English subtitles are optional and, thankfully, in a white font that doesn’t play havoc with the colour scheme. It should be noted however that the subtitles would appear to be dubtitles, i.e. they are identical to the English dubbed adaptation, rather than being a strictly literal translation. When watching the episodes in Japanese (my personal preference here), I noticed that this did on at least one occasion cause English subtitles to appear where no character was actually speaking in Japanese.
The On Location with the Japanese Voice Actor & Director (19:52) featurette continues from the first set, Kazuki Akane and Kudo Haruka continuing to explore the Hakedate settings so meticulously depicted in the series. It’s filmed home-movie style, so it remains light-hearted and fun. The only other extra this time is a Image Gallery (1:00) which uses still images from the latest episodes and jazzes them up with effects. Disc 2 just contains Trailers for other Manga titles.

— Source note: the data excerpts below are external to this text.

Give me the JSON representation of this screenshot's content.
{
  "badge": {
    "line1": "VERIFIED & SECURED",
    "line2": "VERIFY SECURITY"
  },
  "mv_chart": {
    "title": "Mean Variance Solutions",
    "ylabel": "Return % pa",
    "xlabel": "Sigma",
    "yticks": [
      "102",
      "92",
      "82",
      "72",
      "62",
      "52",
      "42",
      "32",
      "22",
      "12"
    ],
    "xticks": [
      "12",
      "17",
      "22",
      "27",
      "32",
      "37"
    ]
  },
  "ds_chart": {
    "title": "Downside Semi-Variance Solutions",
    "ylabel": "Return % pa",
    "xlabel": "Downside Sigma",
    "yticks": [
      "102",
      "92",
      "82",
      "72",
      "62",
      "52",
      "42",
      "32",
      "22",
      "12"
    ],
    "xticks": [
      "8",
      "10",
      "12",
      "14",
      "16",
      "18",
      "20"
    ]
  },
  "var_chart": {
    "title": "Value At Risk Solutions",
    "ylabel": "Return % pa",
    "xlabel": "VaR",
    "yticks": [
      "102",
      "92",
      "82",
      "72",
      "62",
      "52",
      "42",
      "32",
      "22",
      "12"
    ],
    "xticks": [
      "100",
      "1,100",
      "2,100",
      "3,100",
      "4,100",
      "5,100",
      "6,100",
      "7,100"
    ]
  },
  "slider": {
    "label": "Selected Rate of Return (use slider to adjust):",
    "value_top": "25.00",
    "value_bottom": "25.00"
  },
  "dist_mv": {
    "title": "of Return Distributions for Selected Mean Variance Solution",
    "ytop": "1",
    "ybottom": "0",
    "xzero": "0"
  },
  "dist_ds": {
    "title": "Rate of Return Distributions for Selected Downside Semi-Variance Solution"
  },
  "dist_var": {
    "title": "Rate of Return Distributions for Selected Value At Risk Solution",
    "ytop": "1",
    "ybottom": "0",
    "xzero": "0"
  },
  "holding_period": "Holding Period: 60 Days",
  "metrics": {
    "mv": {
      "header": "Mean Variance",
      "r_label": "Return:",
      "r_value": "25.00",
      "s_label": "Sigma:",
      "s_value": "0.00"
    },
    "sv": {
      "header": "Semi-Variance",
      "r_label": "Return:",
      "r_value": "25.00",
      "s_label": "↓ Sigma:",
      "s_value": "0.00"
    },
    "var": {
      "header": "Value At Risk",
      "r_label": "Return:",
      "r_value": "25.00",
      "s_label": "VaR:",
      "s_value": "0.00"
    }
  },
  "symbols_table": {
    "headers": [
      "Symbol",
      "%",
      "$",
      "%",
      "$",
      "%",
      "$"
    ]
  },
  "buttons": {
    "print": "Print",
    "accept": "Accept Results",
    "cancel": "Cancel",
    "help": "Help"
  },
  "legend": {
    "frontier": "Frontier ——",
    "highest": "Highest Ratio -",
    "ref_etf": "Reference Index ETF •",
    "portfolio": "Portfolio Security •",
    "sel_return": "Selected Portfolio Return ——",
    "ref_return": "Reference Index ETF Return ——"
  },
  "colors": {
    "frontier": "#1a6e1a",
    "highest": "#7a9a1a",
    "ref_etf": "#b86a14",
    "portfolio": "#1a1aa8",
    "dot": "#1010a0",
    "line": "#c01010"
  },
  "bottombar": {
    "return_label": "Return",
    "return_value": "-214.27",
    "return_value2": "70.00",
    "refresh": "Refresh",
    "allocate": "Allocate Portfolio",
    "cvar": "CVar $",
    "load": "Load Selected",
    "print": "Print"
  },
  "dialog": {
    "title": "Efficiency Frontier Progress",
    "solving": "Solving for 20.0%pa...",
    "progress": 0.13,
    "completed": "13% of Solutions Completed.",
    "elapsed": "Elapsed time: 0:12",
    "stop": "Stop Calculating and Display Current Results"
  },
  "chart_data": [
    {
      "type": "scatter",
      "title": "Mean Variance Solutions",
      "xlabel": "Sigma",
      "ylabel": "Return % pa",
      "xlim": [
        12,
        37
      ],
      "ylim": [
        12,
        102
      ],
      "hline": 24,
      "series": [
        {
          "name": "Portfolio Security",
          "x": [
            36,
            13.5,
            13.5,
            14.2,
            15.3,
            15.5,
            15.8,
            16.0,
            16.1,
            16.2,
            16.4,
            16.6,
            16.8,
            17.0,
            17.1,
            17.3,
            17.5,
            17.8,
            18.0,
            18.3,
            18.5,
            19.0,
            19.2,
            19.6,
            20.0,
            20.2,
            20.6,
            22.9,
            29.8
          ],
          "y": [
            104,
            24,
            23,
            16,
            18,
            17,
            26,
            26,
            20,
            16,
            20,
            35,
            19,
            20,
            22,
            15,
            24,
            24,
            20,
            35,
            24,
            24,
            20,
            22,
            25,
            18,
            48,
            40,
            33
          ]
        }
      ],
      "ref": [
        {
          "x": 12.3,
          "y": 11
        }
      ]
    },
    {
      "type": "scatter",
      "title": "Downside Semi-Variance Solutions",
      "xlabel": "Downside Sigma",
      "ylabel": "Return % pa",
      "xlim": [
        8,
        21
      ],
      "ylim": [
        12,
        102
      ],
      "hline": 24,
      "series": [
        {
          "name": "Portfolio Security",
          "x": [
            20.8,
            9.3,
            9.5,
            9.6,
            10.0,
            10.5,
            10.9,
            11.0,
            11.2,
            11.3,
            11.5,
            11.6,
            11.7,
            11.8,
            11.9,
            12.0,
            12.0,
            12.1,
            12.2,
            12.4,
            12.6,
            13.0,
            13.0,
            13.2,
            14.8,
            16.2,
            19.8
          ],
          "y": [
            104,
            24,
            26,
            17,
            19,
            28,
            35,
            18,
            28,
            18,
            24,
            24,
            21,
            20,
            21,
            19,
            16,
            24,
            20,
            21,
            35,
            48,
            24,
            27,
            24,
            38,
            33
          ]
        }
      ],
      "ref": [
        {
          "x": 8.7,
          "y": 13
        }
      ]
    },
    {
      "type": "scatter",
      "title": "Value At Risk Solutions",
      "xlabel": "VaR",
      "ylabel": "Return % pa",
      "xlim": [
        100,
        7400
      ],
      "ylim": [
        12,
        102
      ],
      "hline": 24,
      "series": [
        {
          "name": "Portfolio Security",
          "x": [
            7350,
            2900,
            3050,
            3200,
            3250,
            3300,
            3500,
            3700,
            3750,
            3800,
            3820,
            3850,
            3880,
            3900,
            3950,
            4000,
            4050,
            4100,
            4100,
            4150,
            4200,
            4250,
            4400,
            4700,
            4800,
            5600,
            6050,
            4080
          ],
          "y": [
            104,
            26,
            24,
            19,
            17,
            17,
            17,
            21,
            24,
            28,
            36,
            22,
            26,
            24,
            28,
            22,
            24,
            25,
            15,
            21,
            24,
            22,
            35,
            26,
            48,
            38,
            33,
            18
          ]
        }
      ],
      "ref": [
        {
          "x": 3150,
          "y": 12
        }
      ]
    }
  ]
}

Rather than just tread water while building towards an undoubtedly explosive finale, in every respect Noein builds upon the situation established in the opening five episodes of Volume 1. As well as deepening the characterisation and clarifying the confusion that may have resulted from the unusual premise of the opening episodes, Volume 2 adds further complications while maintaining a superbly judged balance between the action and the character development. An already promising series has just got a whole lot better.
Manga Entertainment’s UK DVD presentation is excellent, though with only four episodes included in Volume 2, I’d maintain that better use could have been made of the 2-disc set’s second disc than using it for separate DTS mixes, but this is still good value.